President Obama used the highest profile outlet possible – his second Inaugural address – to raise the issue of climate change and what the federal government can do to counteract it through regulating emissions of greenhouse gases, improving energy efficiency and related issues. The full speech can be seen here.

That puts an agency that was largely sidelined at the end of Obama’s first term directly in the public spotlight – and makes it a target for opponents of new far-reaching emissions regulations industry groups have said threaten reliability. The EPA is about to get a new chief as Lisa Jackson steps down, and the new agency head will be tasked with originating new regulations and with shepherding through proposed and finalized regulation that the Obama administration delayed in promulgating until after the election finished.

One of the most recent high-profile rules finalized by the Administration is the National Ambient Air Quality Standards for Particulate Matter (read more about the rule and its progress and impacts on Breaking Energy here).

The Administration published the final rule in the Federal Register, originally a relatively manageable actual publication that has grown voluminous as the scale of the US federal government has grown.
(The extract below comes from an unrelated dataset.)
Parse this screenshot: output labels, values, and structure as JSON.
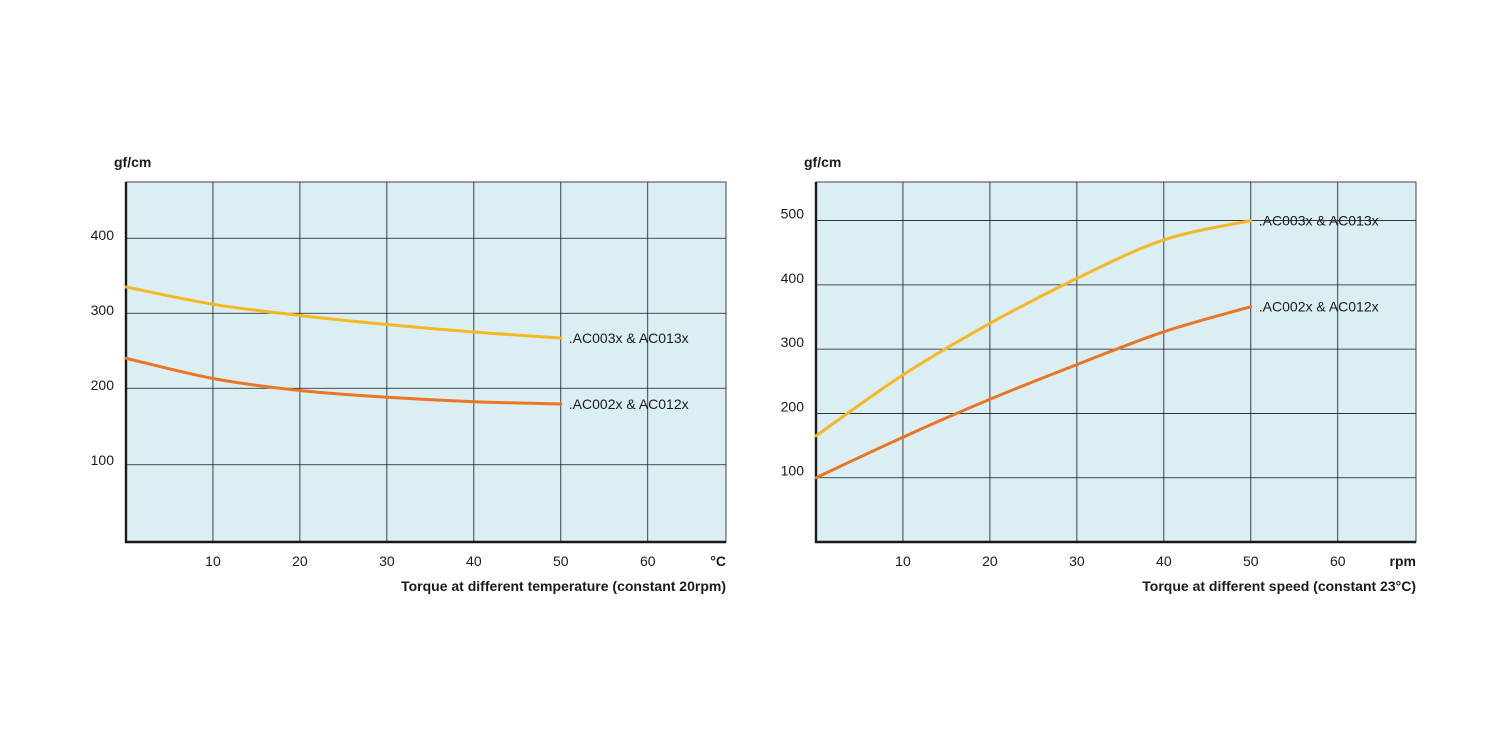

Navigating the Federal Register is a key skill for those hoping for insight to the next moves of the EPA and other federal agencies as they act on the new Obama climate change and energy efficiency agendas; download the first final rule in PDF form with this post and get accustomed to navigating the standard format because the next four years look to be busy ones for energy-oriented lobbyists, who will be closely watching the register for how policy is enacted.